Functional Programming in .NET using C# and F# (Manning Greenpaper)

Functional programming languages have been around for a while and were always astonishing for their ability to express the ideas in a succinct, declarative way allowing the developer to focus on the essence of problem rather than on technical details of the solution. Recently, functional paradigm is gaining new prominence as an efficient way to handle development of multi-processor, parallel and asynchronous applications.

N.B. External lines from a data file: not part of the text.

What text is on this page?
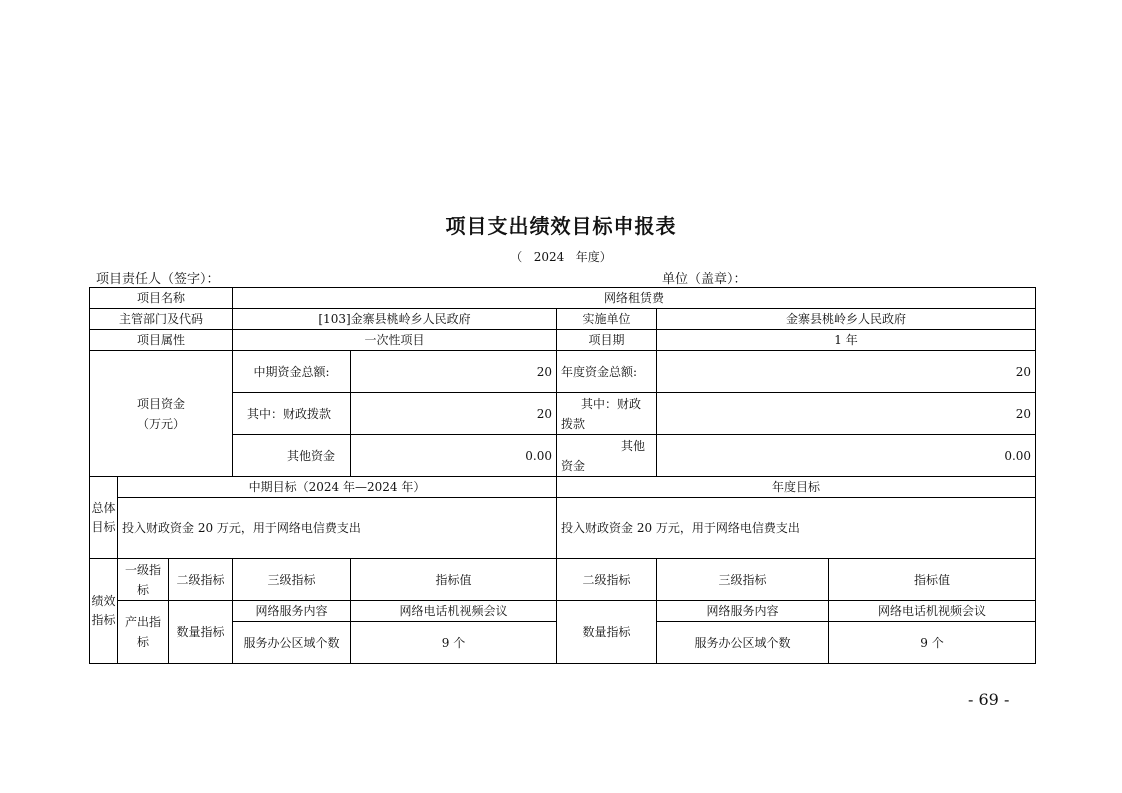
项目支出绩效目标申报表
（   2024   年度）
项目责任人（签字）：	单位（盖章）：
项目名称			网络租赁费				
主管部门及代码			[103]金寨县桃岭乡人民政府		实施单位	金寨县桃岭乡人民政府	
项目属性			一次性项目		项目期	1 年	

项目资金
（万元）			中期资金总额:	20	年度资金总额:	20	
			其中：财政拨款	20	其中：财政拨款	20	
			其他资金	0.00	其他资金	0.00	
总体目标	中期目标（2024 年—2024 年）				年度目标		
	投入财政资金 20 万元，用于网络电信费支出				投入财政资金 20 万元，用于网络电信费支出		
绩效指标	一级指标	二级指标	三级指标	指标值	二级指标	三级指标	指标值
	产出指标	数量指标	网络服务内容	网络电话机视频会议	数量指标	网络服务内容	网络电话机视频会议
			服务办公区域个数	9 个		服务办公区域个数	9 个
- 69 -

Functional ideas are arising in C# as well as in other main-stream languages and functional languages are becoming an alternative for real-world projects. Also, Microsoft recently introduced a new language called F#, which has a strong background in traditional functional languages, but as a .NET language also benefits from the rich .NET and Visual Studio ecosystem.

Book cover
Available via MEAP | 500 pages
Softbound print: March 2009 (est.)

This article is partially an excerpt from my book Real-world Functional Programming in .NET [1]. Thanks to my editors at Manning I have the permission to publish it on my blog. We’ll look at several aspects of functional programming and how the same concepts, which are essential for the functional paradigm, look in the F# and in C# 3.0 with LINQ. We will shortly look at the basic programming language features like lambda functions and type inference that are now available in both F# and C#. Functional programming isn’t only about language features, but also about using different programming style, so we’ll look at some high level concepts as well. These include using immutable data structures for developing code that can be executed in parallel and writing code in a more declarative style.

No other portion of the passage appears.